Il regrette que certains «Hutus nommés aux hautes fonctions publiques embauchent des Tutsis proches parents de leurs épouses » et recommande à « ses frères hutus » de « ne plus fréquenter les restaurants des Tutsis de peur d’être empoisonnés ».

De tels propos ne suscitent aucune indignation au sein de l’appareil judiciaire ni au niveau du Service burundais des renseignements.

Pourtant, en juillet dernier, une jeune femme issue de l’ethnie tutsie a été condamnée à trois ans de prison ferme pour ses propos jugés haineux envers les femmes hutues.

Employée de la mairie de Bujumbura, Gloriose Karerwa Kamikazi a été arrêtée pour avoir envoyé par WhatsApp à un collègue de service (sans savoir qu’il le diffuserait largement), un élément sonore où elle y critiquait les membres de l’association Intwari – constituée de personnalités œuvrant dans l’administration publique – qui sont des Hutues, en les comparant à des oiseaux appelés inkware en train de gravir une montagne.
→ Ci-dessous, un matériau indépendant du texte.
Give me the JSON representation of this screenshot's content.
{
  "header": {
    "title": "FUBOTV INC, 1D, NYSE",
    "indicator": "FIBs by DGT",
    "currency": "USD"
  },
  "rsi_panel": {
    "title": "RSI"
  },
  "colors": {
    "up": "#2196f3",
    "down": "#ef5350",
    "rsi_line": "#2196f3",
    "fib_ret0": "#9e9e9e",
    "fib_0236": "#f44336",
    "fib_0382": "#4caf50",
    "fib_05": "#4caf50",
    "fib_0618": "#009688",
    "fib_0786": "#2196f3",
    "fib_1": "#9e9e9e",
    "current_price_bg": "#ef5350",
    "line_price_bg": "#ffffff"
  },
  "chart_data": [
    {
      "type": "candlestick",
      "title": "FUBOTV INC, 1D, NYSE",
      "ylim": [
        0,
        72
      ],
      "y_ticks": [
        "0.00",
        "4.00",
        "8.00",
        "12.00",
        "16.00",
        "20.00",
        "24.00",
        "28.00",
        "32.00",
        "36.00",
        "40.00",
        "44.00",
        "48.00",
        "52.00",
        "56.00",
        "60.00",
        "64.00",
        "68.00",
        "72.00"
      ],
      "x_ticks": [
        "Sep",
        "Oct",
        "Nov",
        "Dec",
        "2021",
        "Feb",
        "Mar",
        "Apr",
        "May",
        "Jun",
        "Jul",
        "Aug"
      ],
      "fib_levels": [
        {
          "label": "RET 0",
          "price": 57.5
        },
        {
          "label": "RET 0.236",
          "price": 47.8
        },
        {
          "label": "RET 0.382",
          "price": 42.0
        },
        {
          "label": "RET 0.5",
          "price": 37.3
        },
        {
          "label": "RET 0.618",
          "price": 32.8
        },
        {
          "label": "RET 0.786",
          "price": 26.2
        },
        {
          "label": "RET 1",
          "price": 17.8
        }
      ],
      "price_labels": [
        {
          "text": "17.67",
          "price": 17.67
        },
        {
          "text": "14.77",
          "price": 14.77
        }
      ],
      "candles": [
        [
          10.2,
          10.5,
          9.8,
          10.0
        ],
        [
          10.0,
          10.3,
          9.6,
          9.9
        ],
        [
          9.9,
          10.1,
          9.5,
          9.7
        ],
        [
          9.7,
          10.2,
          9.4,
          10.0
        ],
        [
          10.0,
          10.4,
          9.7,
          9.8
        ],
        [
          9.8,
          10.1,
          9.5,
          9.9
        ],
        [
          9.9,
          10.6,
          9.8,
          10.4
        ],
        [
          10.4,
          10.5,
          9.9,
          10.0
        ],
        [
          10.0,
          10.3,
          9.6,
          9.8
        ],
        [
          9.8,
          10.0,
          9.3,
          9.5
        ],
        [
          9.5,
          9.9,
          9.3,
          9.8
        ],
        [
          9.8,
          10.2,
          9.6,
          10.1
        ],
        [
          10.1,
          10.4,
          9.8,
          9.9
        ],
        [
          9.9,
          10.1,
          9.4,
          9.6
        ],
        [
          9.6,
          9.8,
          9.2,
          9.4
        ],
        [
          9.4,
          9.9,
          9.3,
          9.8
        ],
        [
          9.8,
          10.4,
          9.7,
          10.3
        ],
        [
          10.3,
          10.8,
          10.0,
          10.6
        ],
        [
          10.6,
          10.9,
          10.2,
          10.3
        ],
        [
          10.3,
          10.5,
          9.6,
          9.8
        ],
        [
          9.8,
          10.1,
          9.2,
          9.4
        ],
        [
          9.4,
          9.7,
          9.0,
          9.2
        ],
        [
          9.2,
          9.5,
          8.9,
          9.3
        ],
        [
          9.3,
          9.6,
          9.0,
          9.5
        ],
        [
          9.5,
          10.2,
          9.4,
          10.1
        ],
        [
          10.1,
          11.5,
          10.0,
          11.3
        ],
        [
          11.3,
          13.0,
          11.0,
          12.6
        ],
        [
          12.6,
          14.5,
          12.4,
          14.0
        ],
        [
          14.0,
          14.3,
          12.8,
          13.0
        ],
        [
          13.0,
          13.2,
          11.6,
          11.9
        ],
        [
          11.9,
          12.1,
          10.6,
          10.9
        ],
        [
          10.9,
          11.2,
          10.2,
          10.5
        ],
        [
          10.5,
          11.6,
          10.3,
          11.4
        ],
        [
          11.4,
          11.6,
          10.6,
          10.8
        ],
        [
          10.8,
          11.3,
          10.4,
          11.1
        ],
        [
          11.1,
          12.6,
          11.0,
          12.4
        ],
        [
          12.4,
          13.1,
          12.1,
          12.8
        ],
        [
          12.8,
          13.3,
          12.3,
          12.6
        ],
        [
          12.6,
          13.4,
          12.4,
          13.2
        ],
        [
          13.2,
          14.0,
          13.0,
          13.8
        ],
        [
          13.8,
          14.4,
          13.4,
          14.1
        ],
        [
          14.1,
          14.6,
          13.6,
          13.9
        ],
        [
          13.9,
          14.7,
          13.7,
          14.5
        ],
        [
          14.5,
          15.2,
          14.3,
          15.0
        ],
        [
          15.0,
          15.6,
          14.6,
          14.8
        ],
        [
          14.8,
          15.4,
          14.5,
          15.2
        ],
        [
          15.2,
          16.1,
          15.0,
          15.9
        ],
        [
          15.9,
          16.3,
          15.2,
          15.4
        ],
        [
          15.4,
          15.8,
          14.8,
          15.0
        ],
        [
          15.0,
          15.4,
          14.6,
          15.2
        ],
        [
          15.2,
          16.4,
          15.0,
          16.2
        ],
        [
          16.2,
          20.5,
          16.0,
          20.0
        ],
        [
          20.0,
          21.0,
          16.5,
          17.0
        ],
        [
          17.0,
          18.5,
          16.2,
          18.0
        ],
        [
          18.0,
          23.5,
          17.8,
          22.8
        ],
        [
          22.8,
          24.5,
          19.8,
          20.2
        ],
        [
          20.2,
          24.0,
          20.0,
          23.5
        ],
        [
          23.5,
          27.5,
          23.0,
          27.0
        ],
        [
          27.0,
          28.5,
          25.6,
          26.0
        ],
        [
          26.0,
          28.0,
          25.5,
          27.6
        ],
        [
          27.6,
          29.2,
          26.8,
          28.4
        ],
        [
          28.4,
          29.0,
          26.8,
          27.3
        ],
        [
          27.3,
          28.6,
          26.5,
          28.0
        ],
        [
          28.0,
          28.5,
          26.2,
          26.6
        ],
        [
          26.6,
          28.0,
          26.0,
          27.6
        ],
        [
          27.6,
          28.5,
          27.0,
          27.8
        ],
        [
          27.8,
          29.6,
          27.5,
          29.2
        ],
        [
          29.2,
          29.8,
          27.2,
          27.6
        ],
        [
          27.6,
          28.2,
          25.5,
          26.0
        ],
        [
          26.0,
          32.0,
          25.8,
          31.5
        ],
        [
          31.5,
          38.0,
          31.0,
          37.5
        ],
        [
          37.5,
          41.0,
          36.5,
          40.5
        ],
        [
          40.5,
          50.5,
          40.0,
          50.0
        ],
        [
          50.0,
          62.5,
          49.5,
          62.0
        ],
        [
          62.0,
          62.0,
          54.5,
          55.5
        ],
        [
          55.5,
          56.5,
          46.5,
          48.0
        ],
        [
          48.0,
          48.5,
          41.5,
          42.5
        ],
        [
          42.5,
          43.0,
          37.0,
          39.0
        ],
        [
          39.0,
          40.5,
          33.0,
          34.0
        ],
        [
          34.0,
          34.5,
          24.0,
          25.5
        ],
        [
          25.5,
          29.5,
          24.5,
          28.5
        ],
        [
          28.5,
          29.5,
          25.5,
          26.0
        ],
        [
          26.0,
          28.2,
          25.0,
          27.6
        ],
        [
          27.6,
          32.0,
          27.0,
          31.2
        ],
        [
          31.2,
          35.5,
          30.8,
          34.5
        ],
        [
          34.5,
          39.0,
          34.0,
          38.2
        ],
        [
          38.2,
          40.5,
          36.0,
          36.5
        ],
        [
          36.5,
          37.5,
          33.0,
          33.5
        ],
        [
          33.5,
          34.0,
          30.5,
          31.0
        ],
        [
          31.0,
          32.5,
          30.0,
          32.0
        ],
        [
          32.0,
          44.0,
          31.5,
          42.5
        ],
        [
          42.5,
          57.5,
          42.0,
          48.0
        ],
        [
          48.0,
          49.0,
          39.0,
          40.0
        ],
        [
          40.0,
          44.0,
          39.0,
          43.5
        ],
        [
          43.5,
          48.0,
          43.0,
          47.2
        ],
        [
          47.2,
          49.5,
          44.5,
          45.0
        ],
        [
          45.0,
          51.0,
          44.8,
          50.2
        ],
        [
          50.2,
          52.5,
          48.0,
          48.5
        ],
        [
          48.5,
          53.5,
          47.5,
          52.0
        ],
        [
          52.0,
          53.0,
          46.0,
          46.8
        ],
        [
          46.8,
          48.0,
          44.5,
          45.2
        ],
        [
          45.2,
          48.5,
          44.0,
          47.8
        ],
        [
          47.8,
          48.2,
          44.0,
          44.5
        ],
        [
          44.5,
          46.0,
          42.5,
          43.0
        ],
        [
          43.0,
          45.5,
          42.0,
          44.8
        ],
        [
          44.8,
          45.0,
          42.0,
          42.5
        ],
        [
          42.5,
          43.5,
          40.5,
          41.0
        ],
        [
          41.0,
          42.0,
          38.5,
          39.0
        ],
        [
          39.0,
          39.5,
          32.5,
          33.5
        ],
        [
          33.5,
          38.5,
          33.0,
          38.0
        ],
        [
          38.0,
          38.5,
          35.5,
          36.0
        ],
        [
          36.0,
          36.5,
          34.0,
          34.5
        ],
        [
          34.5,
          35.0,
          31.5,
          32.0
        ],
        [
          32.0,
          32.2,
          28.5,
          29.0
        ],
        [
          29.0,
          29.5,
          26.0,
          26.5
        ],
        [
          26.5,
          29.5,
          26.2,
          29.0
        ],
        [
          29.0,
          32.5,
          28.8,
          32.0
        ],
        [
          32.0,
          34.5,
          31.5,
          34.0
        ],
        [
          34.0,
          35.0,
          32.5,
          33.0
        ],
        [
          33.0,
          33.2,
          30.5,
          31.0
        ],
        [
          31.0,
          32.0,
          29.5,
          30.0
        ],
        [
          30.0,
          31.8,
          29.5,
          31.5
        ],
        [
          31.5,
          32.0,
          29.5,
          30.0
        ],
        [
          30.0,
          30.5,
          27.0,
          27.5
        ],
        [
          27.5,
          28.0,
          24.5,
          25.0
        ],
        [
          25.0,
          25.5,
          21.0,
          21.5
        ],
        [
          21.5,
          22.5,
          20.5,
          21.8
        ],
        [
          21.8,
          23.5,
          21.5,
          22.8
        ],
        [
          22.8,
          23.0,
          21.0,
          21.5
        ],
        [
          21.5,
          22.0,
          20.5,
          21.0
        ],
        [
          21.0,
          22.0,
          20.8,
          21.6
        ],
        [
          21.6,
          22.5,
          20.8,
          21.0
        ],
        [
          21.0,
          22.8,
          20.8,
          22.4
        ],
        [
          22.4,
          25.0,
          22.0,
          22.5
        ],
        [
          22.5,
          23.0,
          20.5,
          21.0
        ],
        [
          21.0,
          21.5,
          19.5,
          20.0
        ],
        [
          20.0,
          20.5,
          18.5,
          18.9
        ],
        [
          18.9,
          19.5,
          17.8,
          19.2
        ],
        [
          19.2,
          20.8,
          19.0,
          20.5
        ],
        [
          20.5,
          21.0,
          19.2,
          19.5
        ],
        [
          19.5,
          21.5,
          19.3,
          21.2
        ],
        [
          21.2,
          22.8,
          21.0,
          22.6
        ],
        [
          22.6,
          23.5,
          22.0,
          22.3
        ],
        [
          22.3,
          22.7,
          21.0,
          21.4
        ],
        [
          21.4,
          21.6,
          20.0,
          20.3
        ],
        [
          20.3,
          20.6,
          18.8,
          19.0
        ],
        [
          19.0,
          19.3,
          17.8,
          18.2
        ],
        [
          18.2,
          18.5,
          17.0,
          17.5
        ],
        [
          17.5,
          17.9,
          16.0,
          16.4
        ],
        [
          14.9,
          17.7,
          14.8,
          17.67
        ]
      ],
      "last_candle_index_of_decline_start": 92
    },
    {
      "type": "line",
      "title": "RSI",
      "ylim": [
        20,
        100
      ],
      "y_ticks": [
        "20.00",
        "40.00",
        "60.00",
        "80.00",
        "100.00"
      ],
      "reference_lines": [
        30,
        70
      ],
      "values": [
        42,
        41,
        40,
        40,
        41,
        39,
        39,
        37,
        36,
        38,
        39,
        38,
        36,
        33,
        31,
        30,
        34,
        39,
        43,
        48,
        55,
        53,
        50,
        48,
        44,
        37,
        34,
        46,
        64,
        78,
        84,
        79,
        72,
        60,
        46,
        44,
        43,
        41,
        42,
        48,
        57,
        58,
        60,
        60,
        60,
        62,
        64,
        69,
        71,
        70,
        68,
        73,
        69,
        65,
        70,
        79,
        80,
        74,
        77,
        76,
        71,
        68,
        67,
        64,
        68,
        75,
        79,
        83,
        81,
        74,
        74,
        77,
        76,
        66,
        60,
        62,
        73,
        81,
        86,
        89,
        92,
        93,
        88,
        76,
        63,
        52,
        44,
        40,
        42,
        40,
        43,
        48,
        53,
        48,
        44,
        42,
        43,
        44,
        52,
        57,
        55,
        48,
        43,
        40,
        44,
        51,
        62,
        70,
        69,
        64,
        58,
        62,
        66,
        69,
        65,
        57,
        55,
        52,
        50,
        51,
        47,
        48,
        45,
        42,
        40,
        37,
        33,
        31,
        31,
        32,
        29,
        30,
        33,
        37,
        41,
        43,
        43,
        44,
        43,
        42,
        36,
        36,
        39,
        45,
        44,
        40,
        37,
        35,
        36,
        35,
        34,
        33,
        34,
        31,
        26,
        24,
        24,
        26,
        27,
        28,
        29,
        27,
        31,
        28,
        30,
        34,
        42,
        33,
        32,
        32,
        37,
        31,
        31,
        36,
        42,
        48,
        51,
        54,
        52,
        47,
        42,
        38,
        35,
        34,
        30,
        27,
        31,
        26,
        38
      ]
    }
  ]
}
Le Service national des renseignements l’a arrêté et le ministère public a considéré qu’elle manifestait ainsi de la haine envers une partie de l’ethnie hutue et qu’il était déshumanisant de comparer des personnes avec des animaux.

Il a donc requis trois ans de prison et un million de Fbu de dommages et intérêts à chacune des 600 membres de l’association pour « aversion raciale », « imputation dommageable et injure » et outrage à fonctionnaire.

Il sied de rappeler que ce vrai faux journaliste ne fait que reprendre des recommandations figurent dans « les 10 commandements du Hutu » publiés en décembre 1990 à Kigali par le journal extrémiste hutu Kangura, un texte considéré par les chercheurs comme un prélude au génocide qui fit un million de morts au Rwanda, voisin du Burundi.

Chacun devait sonder les signes des temps pour ne pas se laisser surprendre par un pogrom que tout le monde voit venir.